Fiennes: I was super thrilled to get off with this and know that Niki was helming. I, like many other people, was really taken with Whale Rider and her other films. I knew from an independent aspect that she could bring all the nuance and detail. Also, she has the extraordinary ability of big scope and action, so I was wildly excited about being in her company, and obviously, alongside Jennifer and a great team of cinematographers. The combination was something I felt very moved by.
I found myself relating to the quieter moments in Alaska of the bonding between Jennifer’s and Lucy’s characters. Did you give them any notes or ideas on how to grow that relationship?
Caro: Yeah, we did a lot of talking, but not too much talking. I think when you work with children — and I have quite a bit, and I enjoy it very much — a big part of the process for me is not overwhelming them with ideas and not getting in the way of their natural responses to things. For me, as a director, I like for the set to be as real as possible. This is why this whole movie’s shot on location.
We didn’t build a set of that little cabin in a studio. We built that little cabin on the edge of a lake in the freakin’ coldest part of British Columbia. For Lucy and Jennifer, those moments where they’re by themselves, we are really building that relationship as we’re shooting it. It’s happening, [and] it’s a great process.
You touched on working with younger actors and actresses. Is there a secret to finding a young actress, especially on this one when you were casting during COVID-19?
Caro: Yeah, that was hard. These kids are needles and haystacks, but they’re there. I rely on really great casting directors and really rigorous casting searches. The search goes really wide. For me, it’s instinct. I know I have a strong instinct for the kind of kid that’s going to be able to handle the work, for starters. These kids are frequently very bright. They enjoy a lot of stimulation. They’re very open. Generally, the kids I tend to work [with] are not too practiced in the art and the skill of acting. I like that natural rawness.

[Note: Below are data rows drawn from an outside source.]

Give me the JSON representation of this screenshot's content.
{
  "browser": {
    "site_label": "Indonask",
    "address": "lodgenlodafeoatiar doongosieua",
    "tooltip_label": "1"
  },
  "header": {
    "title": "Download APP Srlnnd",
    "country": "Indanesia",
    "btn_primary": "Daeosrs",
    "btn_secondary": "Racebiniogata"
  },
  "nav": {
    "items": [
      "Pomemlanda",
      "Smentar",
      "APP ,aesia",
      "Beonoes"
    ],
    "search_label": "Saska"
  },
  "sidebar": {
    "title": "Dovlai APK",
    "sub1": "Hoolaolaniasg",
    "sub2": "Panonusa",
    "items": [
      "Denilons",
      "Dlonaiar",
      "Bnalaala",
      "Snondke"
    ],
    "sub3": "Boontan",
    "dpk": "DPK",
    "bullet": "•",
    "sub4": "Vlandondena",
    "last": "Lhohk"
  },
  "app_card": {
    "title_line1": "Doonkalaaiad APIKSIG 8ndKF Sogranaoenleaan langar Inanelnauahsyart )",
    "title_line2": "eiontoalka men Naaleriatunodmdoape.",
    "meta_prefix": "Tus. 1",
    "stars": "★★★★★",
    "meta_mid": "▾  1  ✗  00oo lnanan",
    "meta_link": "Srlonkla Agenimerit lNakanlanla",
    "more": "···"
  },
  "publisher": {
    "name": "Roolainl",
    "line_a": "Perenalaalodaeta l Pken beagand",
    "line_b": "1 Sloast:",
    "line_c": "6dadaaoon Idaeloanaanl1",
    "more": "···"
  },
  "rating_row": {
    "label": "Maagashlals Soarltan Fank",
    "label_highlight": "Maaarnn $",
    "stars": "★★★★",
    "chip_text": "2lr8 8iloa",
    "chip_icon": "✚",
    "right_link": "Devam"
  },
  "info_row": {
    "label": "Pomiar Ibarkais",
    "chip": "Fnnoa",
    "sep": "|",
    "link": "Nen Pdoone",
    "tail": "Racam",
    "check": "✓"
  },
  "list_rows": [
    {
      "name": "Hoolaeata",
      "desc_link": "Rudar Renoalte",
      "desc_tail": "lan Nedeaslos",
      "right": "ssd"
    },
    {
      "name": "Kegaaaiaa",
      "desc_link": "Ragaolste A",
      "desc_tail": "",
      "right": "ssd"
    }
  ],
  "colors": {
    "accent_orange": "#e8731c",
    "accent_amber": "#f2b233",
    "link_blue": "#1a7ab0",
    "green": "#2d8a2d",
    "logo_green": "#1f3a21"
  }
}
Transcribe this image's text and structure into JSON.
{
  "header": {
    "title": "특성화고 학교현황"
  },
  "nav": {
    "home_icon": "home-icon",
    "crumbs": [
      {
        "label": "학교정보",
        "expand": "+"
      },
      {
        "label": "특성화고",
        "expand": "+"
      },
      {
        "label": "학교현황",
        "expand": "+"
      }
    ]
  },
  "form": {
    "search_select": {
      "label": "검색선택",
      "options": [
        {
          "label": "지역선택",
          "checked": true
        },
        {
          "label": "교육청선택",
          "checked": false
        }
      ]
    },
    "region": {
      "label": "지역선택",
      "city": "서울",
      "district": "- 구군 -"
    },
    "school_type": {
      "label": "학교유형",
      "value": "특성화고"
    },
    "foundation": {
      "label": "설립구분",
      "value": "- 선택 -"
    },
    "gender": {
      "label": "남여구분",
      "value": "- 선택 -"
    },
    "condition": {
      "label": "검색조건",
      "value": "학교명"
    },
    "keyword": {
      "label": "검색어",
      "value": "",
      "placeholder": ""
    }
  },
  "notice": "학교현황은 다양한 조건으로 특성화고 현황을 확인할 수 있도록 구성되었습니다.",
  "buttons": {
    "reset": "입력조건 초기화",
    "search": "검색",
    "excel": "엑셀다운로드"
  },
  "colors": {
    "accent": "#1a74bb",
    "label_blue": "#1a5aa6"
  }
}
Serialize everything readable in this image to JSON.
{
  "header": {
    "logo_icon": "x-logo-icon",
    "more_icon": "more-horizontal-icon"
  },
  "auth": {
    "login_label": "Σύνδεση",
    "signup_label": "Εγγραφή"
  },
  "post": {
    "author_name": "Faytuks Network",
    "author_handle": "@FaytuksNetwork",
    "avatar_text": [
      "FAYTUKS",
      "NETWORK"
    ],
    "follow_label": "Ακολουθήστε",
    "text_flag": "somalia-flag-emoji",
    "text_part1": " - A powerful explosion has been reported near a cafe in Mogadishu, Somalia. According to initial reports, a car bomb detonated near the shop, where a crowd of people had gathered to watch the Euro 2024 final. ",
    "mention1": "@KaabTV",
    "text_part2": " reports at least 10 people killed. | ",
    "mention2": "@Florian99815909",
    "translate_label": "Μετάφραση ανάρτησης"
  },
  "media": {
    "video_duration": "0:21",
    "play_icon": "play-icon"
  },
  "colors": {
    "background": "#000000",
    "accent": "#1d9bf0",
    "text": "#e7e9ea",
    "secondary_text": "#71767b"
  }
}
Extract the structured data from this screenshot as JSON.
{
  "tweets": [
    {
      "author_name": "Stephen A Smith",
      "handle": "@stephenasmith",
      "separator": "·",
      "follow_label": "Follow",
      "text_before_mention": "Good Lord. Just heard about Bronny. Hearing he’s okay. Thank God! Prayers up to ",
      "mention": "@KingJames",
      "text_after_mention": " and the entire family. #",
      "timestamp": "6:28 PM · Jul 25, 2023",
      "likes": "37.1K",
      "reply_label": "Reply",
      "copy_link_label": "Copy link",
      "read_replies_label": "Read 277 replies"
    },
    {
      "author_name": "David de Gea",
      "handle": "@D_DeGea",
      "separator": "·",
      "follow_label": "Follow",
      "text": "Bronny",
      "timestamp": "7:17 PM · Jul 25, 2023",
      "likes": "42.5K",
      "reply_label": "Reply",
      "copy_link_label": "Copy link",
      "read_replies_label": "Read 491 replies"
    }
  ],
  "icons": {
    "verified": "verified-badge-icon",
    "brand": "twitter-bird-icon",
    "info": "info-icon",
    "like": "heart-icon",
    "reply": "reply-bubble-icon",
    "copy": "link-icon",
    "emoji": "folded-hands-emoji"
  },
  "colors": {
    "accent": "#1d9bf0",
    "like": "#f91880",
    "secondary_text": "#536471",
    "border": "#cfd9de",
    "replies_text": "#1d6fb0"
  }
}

Jennifer Lopez is a larger-than-life star. You look at her filmography, and she hasn’t done many action roles. As a great dancer and choreographer, it’s a seamless performance that jumps off the screen. What’s one of the subtle aspects of her performance?
Fiennes: One of my favorite moments in the movie is when she is at a gas station, and she has to make this decision. There’s a vulnerability there. So yeah, there’s a whole badass nature. She’s got her military background, but there’s a vulnerability. I think what Jennifer has is this extraordinary authenticity and generosity. Somewhere within her spirit, you look, and you know there’s a good, moral person there.
That aspect really comes through the lens. It’s probably true of her in real life. She’s just a wonderful being. I think over and above what her character does and the running and the action, there’s a compassionate soul who is having to repress that compassion because she doesn’t want to open up a loving relationship that someone else, like Adrian, could steal.
Caro: One of the reasons that I wanted to work with her so badly is her skill and her depth and strength as a dramatic actress. She has such power in the subtlety of her dramatic work. When you pair that depth and that strong, quiet presence with this dynamic, physical performer, you’ve got the most fascinating, compelling package for this particular movie.
The Mother streams exclusively on Netflix on May 12.